NinaR

Meta-level comment: this post was interesting, very well written and I could empathize with a lot of it, and in fact, it inspired me to make an account on here in order to comment : )

Object-level comment (ended up long, apologies!): My personal take is that a lot of EA literature on AI Safety (eg: forum articles) uses terminology that overly anthropomorphizes AI and skips a lot of steps in arguments, assuming a fair amount of prerequisite knowledge/ familiarity with jargon. When reading such literature, I try to convert the "EA AI Safety language" into "normal language" in my head in order to understand the claims better. Overall my answer to “why is AI safety important” is (currently) the following:

Humans are likely to develop increasingly powerful AI systems in order to solve important problems / provide in-demand services.
As AI systems become more powerful they can do more stuff / affect more change in the world. Somewhat because we’ll want them to. Why develop a powerful AI if not to do important/hard things?
As AI systems become more powerful it will be harder for us to ensure they do what we want them to do when deployed. Imo this claim needs more justification, and I will elaborate below.
Therefore, there is some probability that a powerful AI does things we don’t want. Hopefully, this follows from the above 3 premises.

AI Safety literature commonly refers to AI’s as optimizers. Terms like “mesa-optimizer” are used a lot as well. There is also a fair amount of anthropomorphizing language such as “the AI will want to”, “the AI will secretly plan to”, and “the AI will like/dislike”. By now, I am ok with parsing such statements, but it can be confusing/distracting. “This thing is an optimizer” is a useful phrase when trying to predict the thing’s behavior, but looking through the lens of “what kind of optimizer is this” isn’t always the clearest way to look at the problem. The same can be said for the anthropomorphizing language. When someone says something like “so how do we check whether an AI secretly wants to kill you”, they are trying to summarise a phenomenon succinctly without giving the details/context, however, they are incurring the cost of being less precise and clear (and sounding weird).

Here’s my attempt to explain point 3 (As AI systems become more powerful it will be harder for us to ensure they do what we want them to do when deployed) without using EA-isms.

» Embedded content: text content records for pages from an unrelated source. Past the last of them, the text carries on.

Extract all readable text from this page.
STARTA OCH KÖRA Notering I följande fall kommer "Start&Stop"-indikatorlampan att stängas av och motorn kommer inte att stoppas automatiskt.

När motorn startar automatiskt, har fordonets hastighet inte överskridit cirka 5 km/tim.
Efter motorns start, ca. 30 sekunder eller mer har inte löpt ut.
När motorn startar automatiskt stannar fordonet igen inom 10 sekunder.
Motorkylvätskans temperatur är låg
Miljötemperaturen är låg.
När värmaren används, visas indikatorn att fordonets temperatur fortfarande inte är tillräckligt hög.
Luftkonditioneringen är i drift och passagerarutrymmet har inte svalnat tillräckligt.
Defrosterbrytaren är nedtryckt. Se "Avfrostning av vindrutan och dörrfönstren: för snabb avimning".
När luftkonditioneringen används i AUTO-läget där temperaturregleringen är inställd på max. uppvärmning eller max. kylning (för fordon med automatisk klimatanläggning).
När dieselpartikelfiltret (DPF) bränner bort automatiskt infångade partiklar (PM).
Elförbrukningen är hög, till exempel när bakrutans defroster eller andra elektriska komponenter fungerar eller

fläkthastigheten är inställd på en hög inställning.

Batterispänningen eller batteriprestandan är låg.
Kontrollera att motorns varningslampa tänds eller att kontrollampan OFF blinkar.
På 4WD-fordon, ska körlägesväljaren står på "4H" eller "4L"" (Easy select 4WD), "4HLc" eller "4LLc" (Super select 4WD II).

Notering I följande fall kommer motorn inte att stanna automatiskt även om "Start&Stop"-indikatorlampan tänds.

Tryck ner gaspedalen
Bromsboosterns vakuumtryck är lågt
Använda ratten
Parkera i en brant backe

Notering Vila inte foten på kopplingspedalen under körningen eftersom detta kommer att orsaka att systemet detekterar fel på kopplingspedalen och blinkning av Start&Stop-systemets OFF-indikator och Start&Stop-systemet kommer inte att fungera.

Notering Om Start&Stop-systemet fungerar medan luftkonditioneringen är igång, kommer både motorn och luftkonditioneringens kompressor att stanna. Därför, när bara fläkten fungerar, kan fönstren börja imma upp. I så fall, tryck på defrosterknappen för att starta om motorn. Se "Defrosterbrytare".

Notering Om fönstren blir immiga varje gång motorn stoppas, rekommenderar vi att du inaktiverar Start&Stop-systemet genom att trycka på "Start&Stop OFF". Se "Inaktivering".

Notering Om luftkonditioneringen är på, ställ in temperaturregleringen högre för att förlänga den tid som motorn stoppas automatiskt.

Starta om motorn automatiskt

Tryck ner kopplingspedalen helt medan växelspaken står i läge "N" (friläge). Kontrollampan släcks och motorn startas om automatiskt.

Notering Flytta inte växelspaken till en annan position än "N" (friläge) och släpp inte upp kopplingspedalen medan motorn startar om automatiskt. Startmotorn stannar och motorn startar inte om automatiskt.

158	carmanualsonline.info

The simplest possible description of an AI is an instance of a program that takes some inputs and produces some outputs.
Training an AI is the process of searching over different possible programs to find ones that “are good” by looking at which ones produce “good outputs for their inputs”. Another more general phrasing is searching over different possible programs to find ones that “are good” by using some kind of filter that can classify programs as good and bad.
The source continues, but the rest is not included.